The optimization of the key parameters for the spinning process as well as post modification is essential in addition to the synthesis and tailoring the polymer chemistry. Therefore, the material and process engineering fundamentals of hollow fiber spinning are extensively investigated.
Depending on the required property profile of the membranes, the spinning solutions are individually adapted and the process conditions necessary for the spinning or coating process are determined. The subsequent characterization of the membranes is of crucial importance, as the results of this are used to drive forward the development of the membranes in a targeted manner.
Hollow fiber membranes
Figure: Hereon/Joachim Koll
Smart design of nanofibers (e.g., porous, aligned and bicomponent nanofibers) with unique features, innovative geometry and multifunctional properties provides outstanding candidates for energy, sensor, biomedicine, environmental and sustainable applications, as well as catalytic activities.
We use polymers and nanostructured materials to fabricate nanofiber-based membranes (e.g., for wastewater treatment) and novel nanofibers with complex morphology (e.g., core-shell) via various fabrication methods such as conventional or coaxial electrospinning.
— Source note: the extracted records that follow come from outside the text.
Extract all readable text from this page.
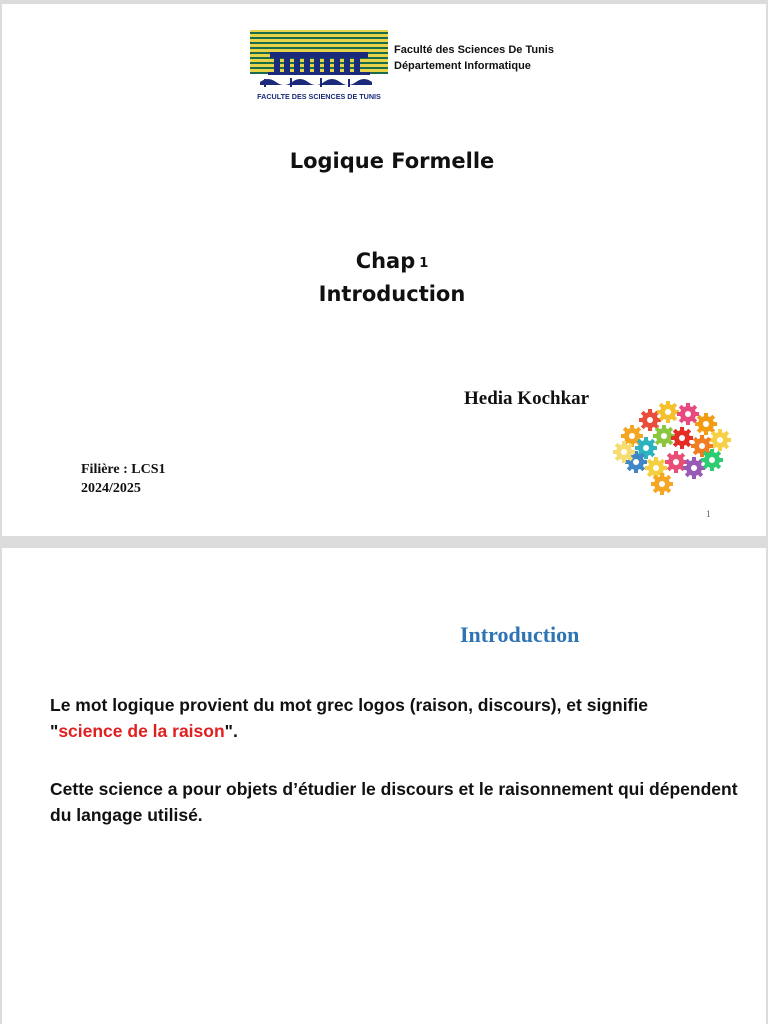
FACULTE DES SCIENCES DE TUNIS
Faculté des Sciences De Tunis
Département Informatique
Logique Formelle
Chap 1
Introduction
Hedia Kochkar
Filière : LCS1
2024/2025
1
Introduction
Le mot logique provient du mot grec logos (raison, discours), et signifie
"science de la raison".
Cette science a pour objets d’étudier le discours et le raisonnement qui dépendent du langage utilisé.
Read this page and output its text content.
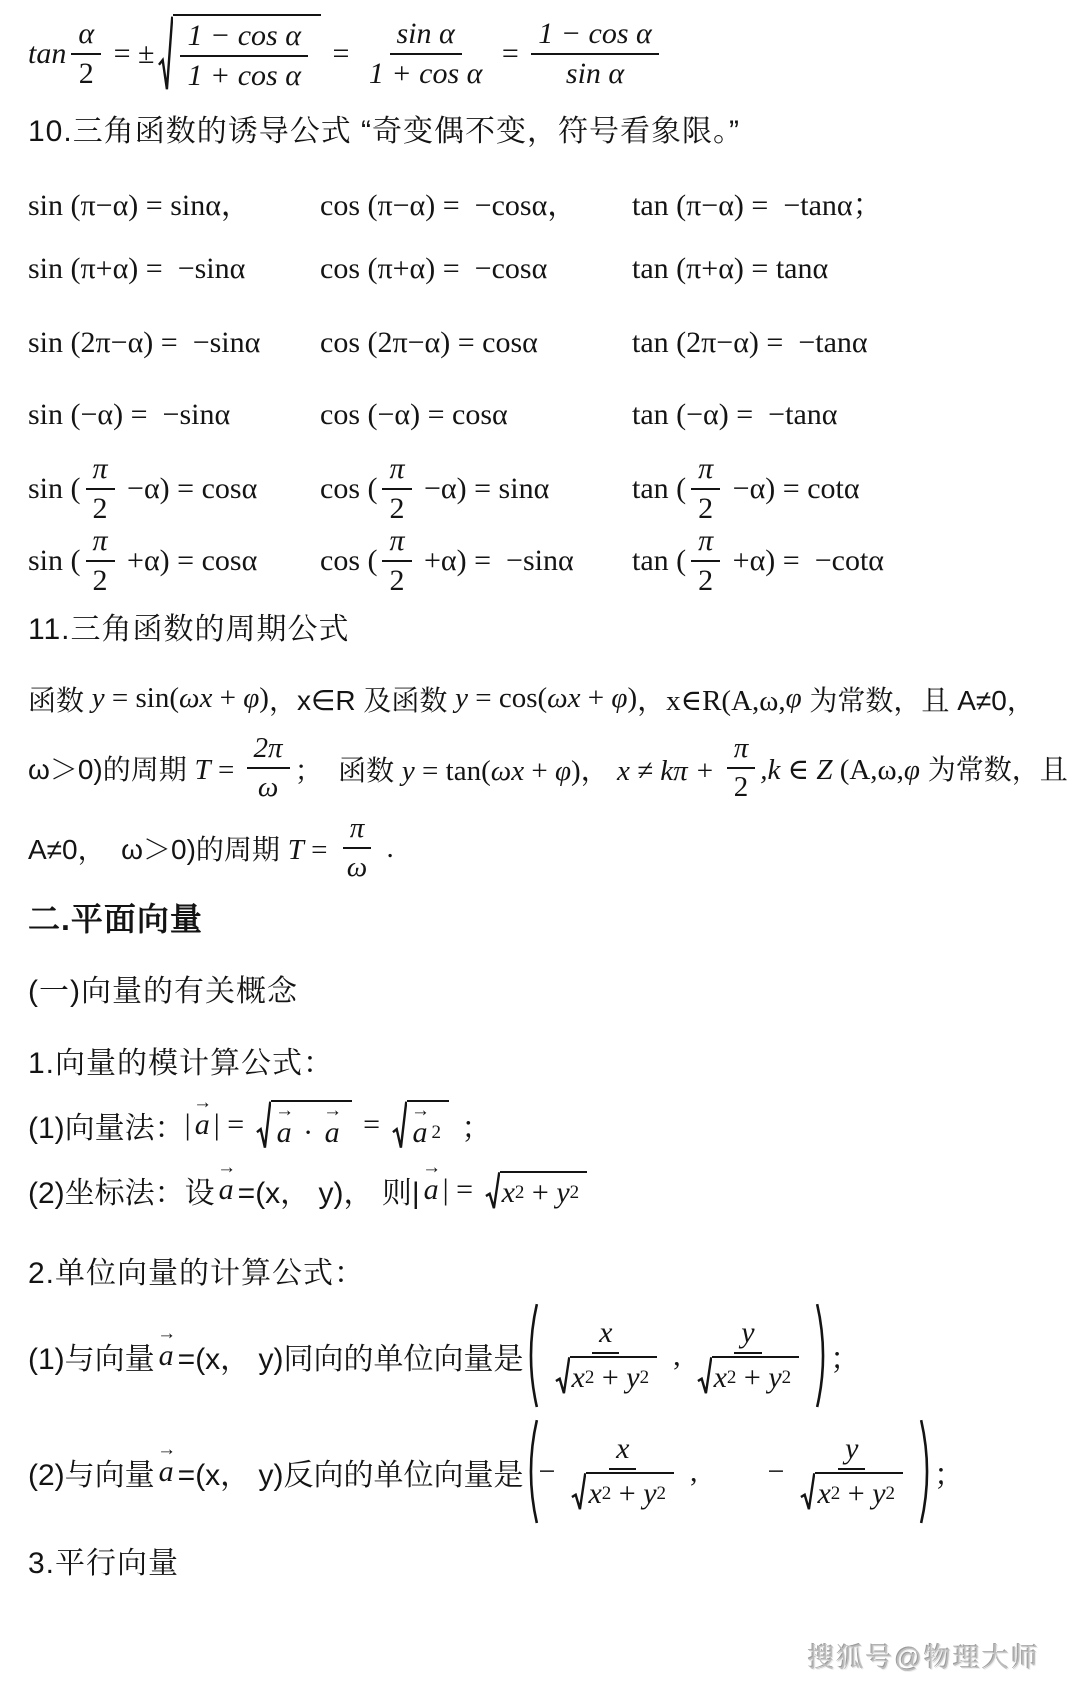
$\tan \frac{\alpha}{2}$ = ± $\frac{\text{1 − cos α}}{\text{1 + cos α}} = \frac{\text{sin α}}{\text{1 + cos α}} = \frac{\text{1 − cos α}}{\text{sin α}}$
10.三角函数的诱导公式 “奇变偶不变，符号看象限。”
sin (π−α) = sinα，	cos (π−α) =  −cosα，	tan (π−α) =  −tanα；
sin (π+α) =  −sinα	cos (π+α) =  −cosα	tan (π+α) = tanα
sin (2π−α) =  −sinα	cos (2π−α) = cosα	tan (2π−α) =  −tanα
sin (−α) =  −sinα	cos (−α) = cosα	tan (−α) =  −tanα
sin ( $\frac{\pi}{2} -\alpha) = \cos\alpha$ cos ( $\frac{\pi}{2} -\alpha) = \sin\alpha$	tan ( $\frac{\pi}{2} -\alpha) = \cot\alpha$
sin ( $\frac{\pi}{2} +\alpha) = \cos\alpha$ cos ( $\frac{\pi}{2} +\alpha) = -\sin\alpha$ tan ( $\frac{\pi}{2} +\alpha) = -\cot\alpha$
11.三角函数的周期公式
函数 y = sin( ωx + φ ) ，x∈R 及函数 y = cos( ωx + φ ) ，x∈R(A,ω, φ 为常数，且 A≠0，
ω＞0)的周期 $T = \frac{2\pi}{\omega}$ ；  函数 y = tan(ωx + φ)， $x \ne k\pi + \frac{\pi}{2} ,k$ ∈ Z (A,ω,φ 为常数，且
A≠0，  ω＞0)的周期 $T = \frac{\pi}{\omega}$ .
二.平面向量
(一)向量的有关概念
1.向量的模计算公式：
(1)向量法： |
→
a | = →
a ·
→
a = →
a 2 ；
(2)坐标法：设
→
a =(x， y)， 则|
→
a | = x 2 + y 2
2.单位向量的计算公式：
(1)与向量
→
a =(x， y)同向的单位向量是 $\frac{x}{x 2 + y 2}$ , $\frac{y}{x 2 + y 2}$ ；
(2)与向量
→
a =(x， y)反向的单位向量是 − $\frac{x}{x 2 + y 2}$ , − $\frac{y}{x 2 + y 2}$ ；
3.平行向量
搜狐号@物理大师
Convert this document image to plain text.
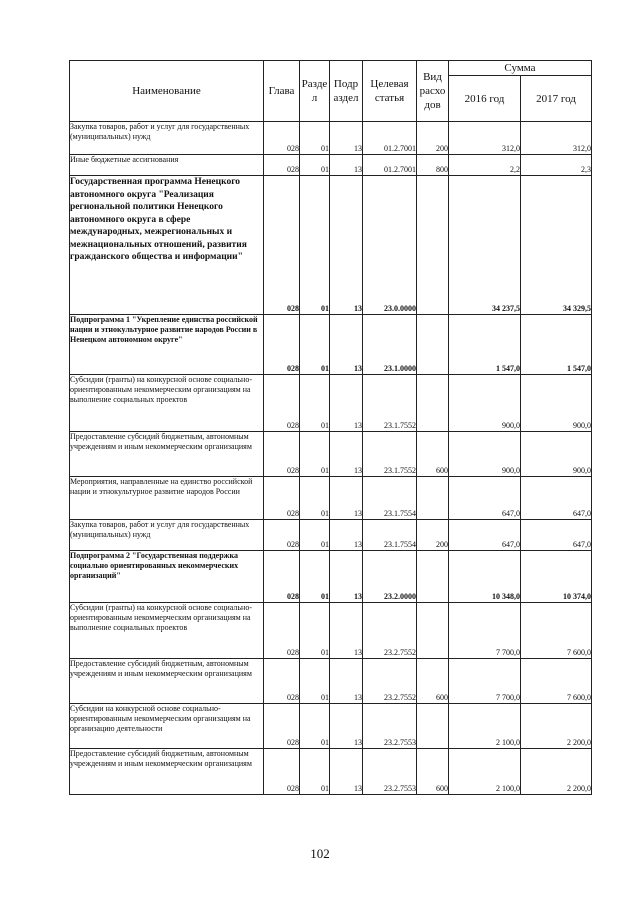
Наименование	Глава	Разде л	Подр аздел	Целевая статья	Вид расхо дов	Сумма	
						2016 год	2017 год
Закупка товаров, работ и услуг для государственных (муниципальных) нужд	028	01	13	01.2.7001	200	312,0	312,0
Иные бюджетные ассигнования	028	01	13	01.2.7001	800	2,2	2,3
Государственная программа Ненецкого автономного округа "Реализация региональной политики Ненецкого автономного округа в сфере международных, межрегиональных и межнациональных отношений, развития гражданского общества и информации"	028	01	13	23.0.0000		34 237,5	34 329,5
Подпрограмма 1 "Укрепление единства российской нации и этнокультурное развитие народов России в Ненецком автономном округе"	028	01	13	23.1.0000		1 547,0	1 547,0
Субсидии (гранты) на конкурсной основе социально-ориентированным некоммерческим организациям на выполнение социальных проектов	028	01	13	23.1.7552		900,0	900,0
Предоставление субсидий бюджетным, автономным учреждениям и иным некоммерческим организациям	028	01	13	23.1.7552	600	900,0	900,0
Мероприятия, направленные на единство российской нации и этнокультурное развитие народов России	028	01	13	23.1.7554		647,0	647,0
Закупка товаров, работ и услуг для государственных (муниципальных) нужд	028	01	13	23.1.7554	200	647,0	647,0
Подпрограмма 2 "Государственная поддержка социально ориентированных некоммерческих организаций"	028	01	13	23.2.0000		10 348,0	10 374,0
Субсидии (гранты) на конкурсной основе социально-ориентированным некоммерческим организациям на выполнение социальных проектов	028	01	13	23.2.7552		7 700,0	7 600,0
Предоставление субсидий бюджетным, автономным учреждениям и иным некоммерческим организациям	028	01	13	23.2.7552	600	7 700,0	7 600,0
Субсидии на конкурсной основе социально-ориентированным некоммерческим организациям на организацию деятельности	028	01	13	23.2.7553		2 100,0	2 200,0
Предоставление субсидий бюджетным, автономным учреждениям и иным некоммерческим организациям	028	01	13	23.2.7553	600	2 100,0	2 200,0
102
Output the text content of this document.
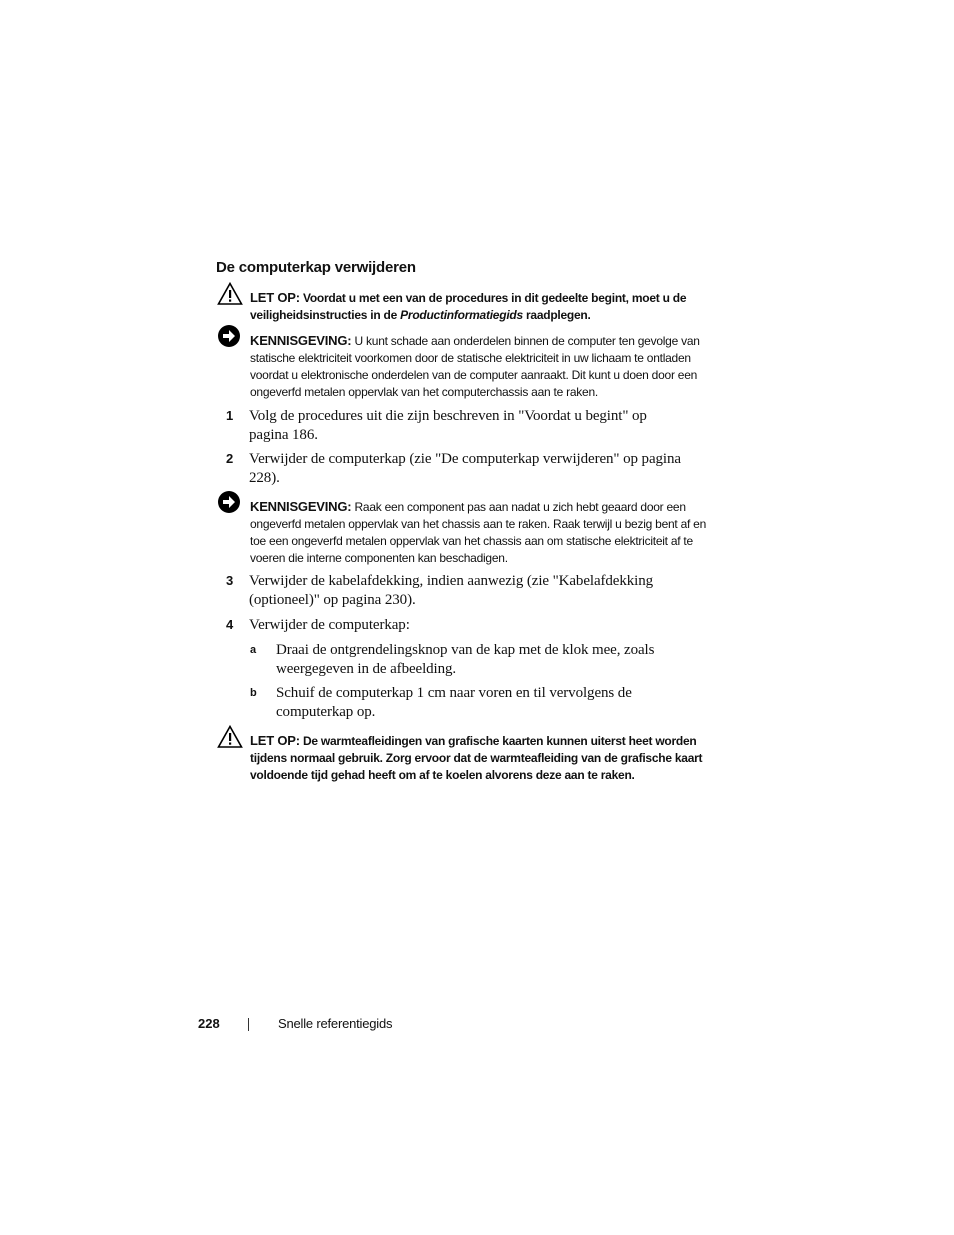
De computerkap verwijderen
LET OP: Voordat u met een van de procedures in dit gedeelte begint, moet u de veiligheidsinstructies in de Productinformatiegids raadplegen.
KENNISGEVING: U kunt schade aan onderdelen binnen de computer ten gevolge van statische elektriciteit voorkomen door de statische elektriciteit in uw lichaam te ontladen voordat u elektronische onderdelen van de computer aanraakt. Dit kunt u doen door een ongeverfd metalen oppervlak van het computerchassis aan te raken.
1 Volg de procedures uit die zijn beschreven in "Voordat u begint" op pagina 186.
2 Verwijder de computerkap (zie "De computerkap verwijderen" op pagina 228).
KENNISGEVING: Raak een component pas aan nadat u zich hebt geaard door een ongeverfd metalen oppervlak van het chassis aan te raken. Raak terwijl u bezig bent af en toe een ongeverfd metalen oppervlak van het chassis aan om statische elektriciteit af te voeren die interne componenten kan beschadigen.
3 Verwijder de kabelafdekking, indien aanwezig (zie "Kabelafdekking (optioneel)" op pagina 230).
4 Verwijder de computerkap:
a Draai de ontgrendelingsknop van de kap met de klok mee, zoals weergegeven in de afbeelding.
b Schuif de computerkap 1 cm naar voren en til vervolgens de computerkap op.
LET OP: De warmteafleidingen van grafische kaarten kunnen uiterst heet worden tijdens normaal gebruik. Zorg ervoor dat de warmteafleiding van de grafische kaart voldoende tijd gehad heeft om af te koelen alvorens deze aan te raken.
228	Snelle referentiegids
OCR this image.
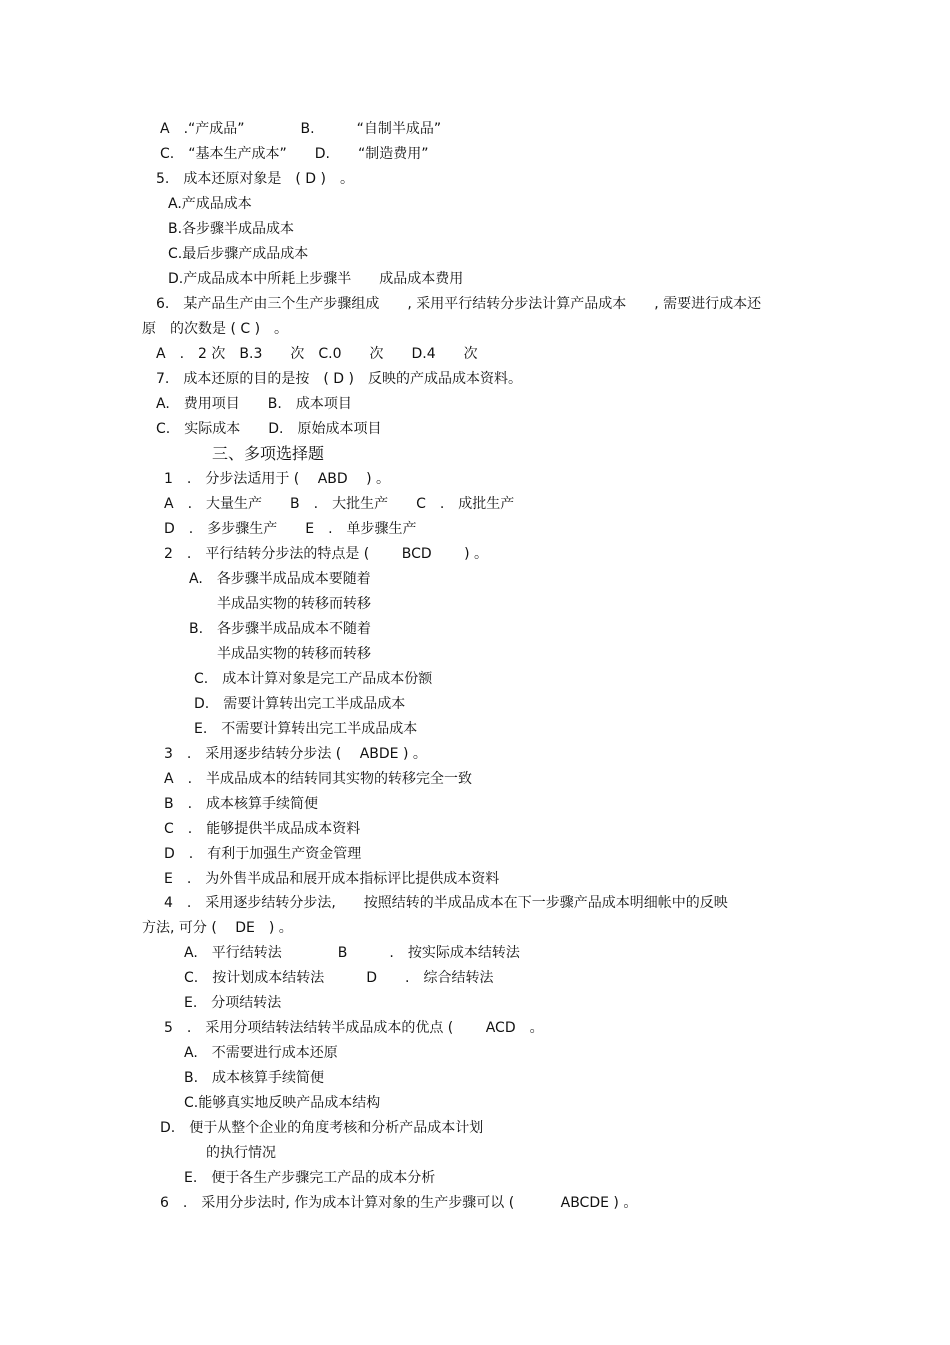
A　.“产成品”　　　　B.　　　“自制半成品”
C.　“基本生产成本”　　D.　　“制造费用”
5.　成本还原对象是　( D )　。
A.产成品成本
B.各步骤半成品成本
C.最后步骤产成品成本
D.产成品成本中所耗上步骤半　　成品成本费用
6.　某产品生产由三个生产步骤组成　　, 采用平行结转分步法计算产品成本　　, 需要进行成本还
原　的次数是 ( C )　。
A　.　2 次　B.3　　次　C.0　　次　　D.4　　次
7.　成本还原的目的是按　( D )　反映的产成品成本资料。
A.　费用项目　　B.　成本项目
C.　实际成本　　D.　原始成本项目
三、多项选择题
1　.　分步法适用于 (　 ABD　 ) 。
A　.　大量生产　　B　.　大批生产　　C　.　成批生产
D　.　多步骤生产　　E　.　单步骤生产
2　.　平行结转分步法的特点是 (　　 BCD　　 ) 。
A.　各步骤半成品成本要随着
半成品实物的转移而转移
B.　各步骤半成品成本不随着
半成品实物的转移而转移
C.　成本计算对象是完工产品成本份额
D.　需要计算转出完工半成品成本
E.　不需要计算转出完工半成品成本
3　.　采用逐步结转分步法 (　 ABDE ) 。
A　.　半成品成本的结转同其实物的转移完全一致
B　.　成本核算手续简便
C　.　能够提供半成品成本资料
D　.　有利于加强生产资金管理
E　.　为外售半成品和展开成本指标评比提供成本资料
4　.　采用逐步结转分步法,　　按照结转的半成品成本在下一步骤产品成本明细帐中的反映
方法, 可分 (　 DE　) 。
A.　平行结转法　　　　B　　　.　按实际成本结转法
C.　按计划成本结转法　　　D　　.　综合结转法
E.　分项结转法
5　.　采用分项结转法结转半成品成本的优点 (　　 ACD　。
A.　不需要进行成本还原
B.　成本核算手续简便
C.能够真实地反映产品成本结构
D.　便于从整个企业的角度考核和分析产品成本计划
的执行情况
E.　便于各生产步骤完工产品的成本分析
6　.　采用分步法时, 作为成本计算对象的生产步骤可以 (　　　 ABCDE ) 。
The structural features and physiochemical or functional properties of nanofibers and membranes are optimized to meet the performance requirements for applications.
The research is focused on understanding the influence of key parameters on the fiber formation as well as adsorption/desorption mechanisms and transport kinetics/properties of water, ions and molecules in interconnected pores and mesoporous structures for explicit design and fabrication of nanofiber-based membranes.
Electrospun nanofibers
Hereon/Joachim Koll
Digital Twin for a Smart Design of Membranes
Hereon/Figure: Oliver Dreyer
Multiple nonequilibrium processes, e.g. macromolecular assembly, solvent evaporation, external fields, and phase separation, are involved in the fabrication and formation of polymer- and block copolymer-based membranes.
Design of innovative membranes and fabrication processes entails basic scientific understanding of the pathways and mechanisms of membrane formation and solute-membrane interactions.
In collaboration with partners, we pursue the strategy of merging experimental and theoretical studies with computational strategies (e.g., modeling and simulations) to gain deep insights into structural evolution during membrane formation. The complex interplay of thermodynamics and kinetics of membrane formation dictates the final nonequilibrium structure and controls membrane properties. Computational approaches can be expanded to model and predict the transport and properties of porous nanostructures with complex geometric features.
Systematic experiments can collect extensive datasets that support the validation and optimization of models and artificial intelligence methods. The combined research activities can develop digital twins to facilitate our experimental procedures for smart design of new membrane materials and manufacturing.